1 From the Laboratories of The Rockefeller Institute for Medical Research

The spread through the living animal of various highly diffusible dyes has been utilized as an indicator of the ability of the circulation to serve the tissues under various conditions. The method is direct and searching. Blood service to the viscera, as demonstrated by it, is normally far more profuse than to the skin and muscles, for evident physiological reasons. After hemorrhages which greatly reduce the blood bulk service to the viscera is in general still well maintained even though the animal be in extremis. However great the compensatory contraction of the splanchnic vessels may be,—and physiologists have long supposed it to be very great,—it certainly does not suffice to hinder blood service anywhere in the digestive tract.

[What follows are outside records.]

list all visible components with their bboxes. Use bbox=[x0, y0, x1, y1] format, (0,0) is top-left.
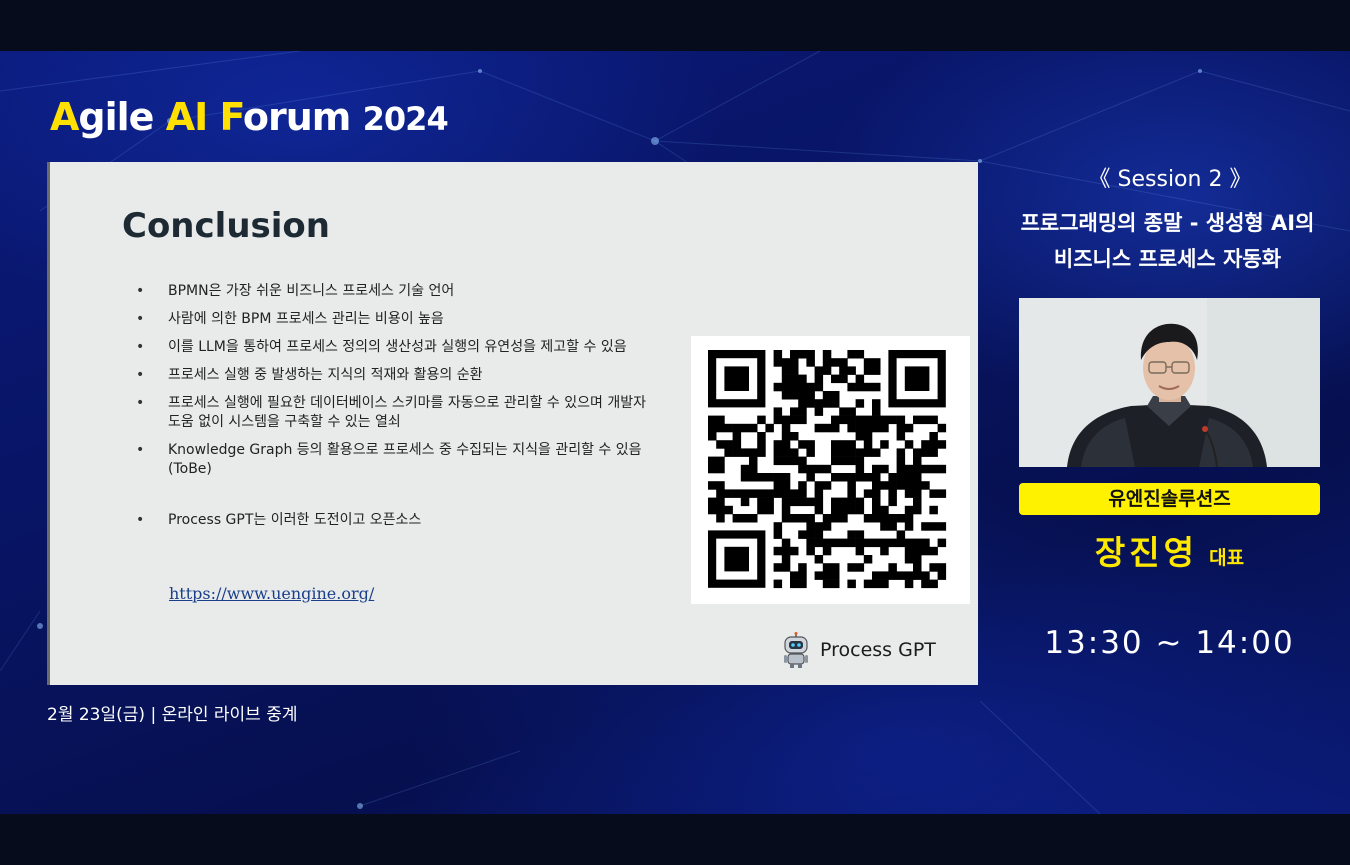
uengine-link[interactable]: https://www.uengine.org/ bbox=[169, 584, 374, 603]
bullet-marker: • bbox=[136, 367, 145, 383]
session-time: 13:30 ~ 14:00 bbox=[1044, 625, 1295, 661]
bullet-marker: • bbox=[136, 283, 145, 299]
letterbox-bottom bbox=[0, 814, 1350, 865]
bullet-text: Knowledge Graph 등의 활용으로 프로세스 중 수집되는 지식을 … bbox=[168, 442, 642, 477]
speaker-video-feed bbox=[1019, 298, 1320, 467]
robot-icon bbox=[784, 632, 808, 668]
bullet-marker: • bbox=[136, 395, 145, 411]
bullet-text: 이를 LLM을 통하여 프로세스 정의의 생산성과 실행의 유연성을 제고할 수… bbox=[168, 339, 627, 355]
title-word-gile: gile bbox=[78, 95, 166, 139]
speaker-role: 대표 bbox=[1209, 547, 1245, 569]
bullet-text: BPMN은 가장 쉬운 비즈니스 프로세스 기술 언어 bbox=[168, 283, 455, 299]
qr-code bbox=[708, 350, 947, 589]
list-item: • 프로세스 실행에 필요한 데이터베이스 스키마를 자동으로 관리할 수 있으며… bbox=[136, 394, 646, 432]
qr-code-panel bbox=[691, 336, 970, 604]
speaker-name: 장진영 bbox=[1094, 533, 1199, 572]
bullet-text: 사람에 의한 BPM 프로세스 관리는 비용이 높음 bbox=[168, 311, 444, 327]
list-item: • Knowledge Graph 등의 활용으로 프로세스 중 수집되는 지식을… bbox=[136, 441, 646, 479]
session-topic: 프로그래밍의 종말 - 생성형 AI의 비즈니스 프로세스 자동화 bbox=[995, 205, 1340, 277]
list-item: • Process GPT는 이러한 도전이고 오픈소스 bbox=[136, 511, 646, 530]
title-word-orum: orum bbox=[242, 95, 363, 139]
brand-label: Process GPT bbox=[820, 639, 936, 661]
bullet-list: • BPMN은 가장 쉬운 비즈니스 프로세스 기술 언어 • 사람에 의한 BPM… bbox=[136, 282, 646, 539]
list-item: • 사람에 의한 BPM 프로세스 관리는 비용이 높음 bbox=[136, 310, 646, 329]
list-item: • 프로세스 실행 중 발생하는 지식의 적재와 활용의 순환 bbox=[136, 366, 646, 385]
session-topic-line: 프로그래밍의 종말 - 생성형 AI의 bbox=[1020, 211, 1315, 235]
title-word-ai: AI bbox=[165, 95, 209, 139]
title-letter-f: F bbox=[219, 95, 243, 139]
bullet-text: 프로세스 실행 중 발생하는 지식의 적재와 활용의 순환 bbox=[168, 367, 483, 383]
speaker-name-block: 장진영 대표 bbox=[1019, 526, 1320, 574]
letterbox-top bbox=[0, 0, 1350, 51]
bullet-marker: • bbox=[136, 311, 145, 327]
session-label: 《 Session 2 》 bbox=[1088, 167, 1252, 192]
bullet-marker: • bbox=[136, 512, 145, 528]
title-letter-a: A bbox=[50, 95, 79, 139]
list-item: • 이를 LLM을 통하여 프로세스 정의의 생산성과 실행의 유연성을 제고할 … bbox=[136, 338, 646, 357]
bullet-marker: • bbox=[136, 442, 145, 458]
slide-heading: Conclusion bbox=[122, 206, 330, 246]
bullet-text: Process GPT는 이러한 도전이고 오픈소스 bbox=[168, 512, 422, 528]
company-badge: 유엔진솔루션즈 bbox=[1019, 483, 1320, 515]
presentation-slide: Conclusion • BPMN은 가장 쉬운 비즈니스 프로세스 기술 언어 … bbox=[47, 162, 978, 685]
session-topic-line: 비즈니스 프로세스 자동화 bbox=[1053, 247, 1282, 271]
event-info: 2월 23일(금) | 온라인 라이브 중계 bbox=[47, 705, 298, 725]
forum-title: Agile AI Forum 2024 bbox=[50, 95, 449, 139]
bullet-marker: • bbox=[136, 339, 145, 355]
bullet-text: 프로세스 실행에 필요한 데이터베이스 스키마를 자동으로 관리할 수 있으며 … bbox=[168, 395, 646, 430]
speaker-silhouette bbox=[1019, 298, 1320, 467]
process-gpt-brand: Process GPT bbox=[780, 632, 936, 668]
list-item: • BPMN은 가장 쉬운 비즈니스 프로세스 기술 언어 bbox=[136, 282, 646, 301]
title-year: 2024 bbox=[362, 100, 449, 138]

On the other hand the service to certain unessential abdominal organs (spleen, omentum, urinary bladder) is cut off in large part or wholly; and in comparison with the essential viscera, the skin and most of the skeletal muscles of the bled animal are largely deprived of circulation. This neglect takes a curious form, some regions being still fairly served by the blood while others next them are no longer ministered to. In the skin the areas served, or not served, are highly irregular but are to some extent determined in situation by local pressure factors. Within the muscles the neglect is orderly in arrangement and is largely referable to compensatory vaso-constriction. Certain of the muscles, those used in respiration and in swallowing, furnish significant exceptions to the general rule, being excellently served despite the serious general state. The red bone marrow of the depleted organism continues to be well served by the blood even though situated in limbs that are, for the rest, almost devoid of a circulation. The pregnant uterus also is excellently maintained despite the serious general state.

The changes are such as would tend to conserve the forces of the depleted organism and to contribute to its recovery.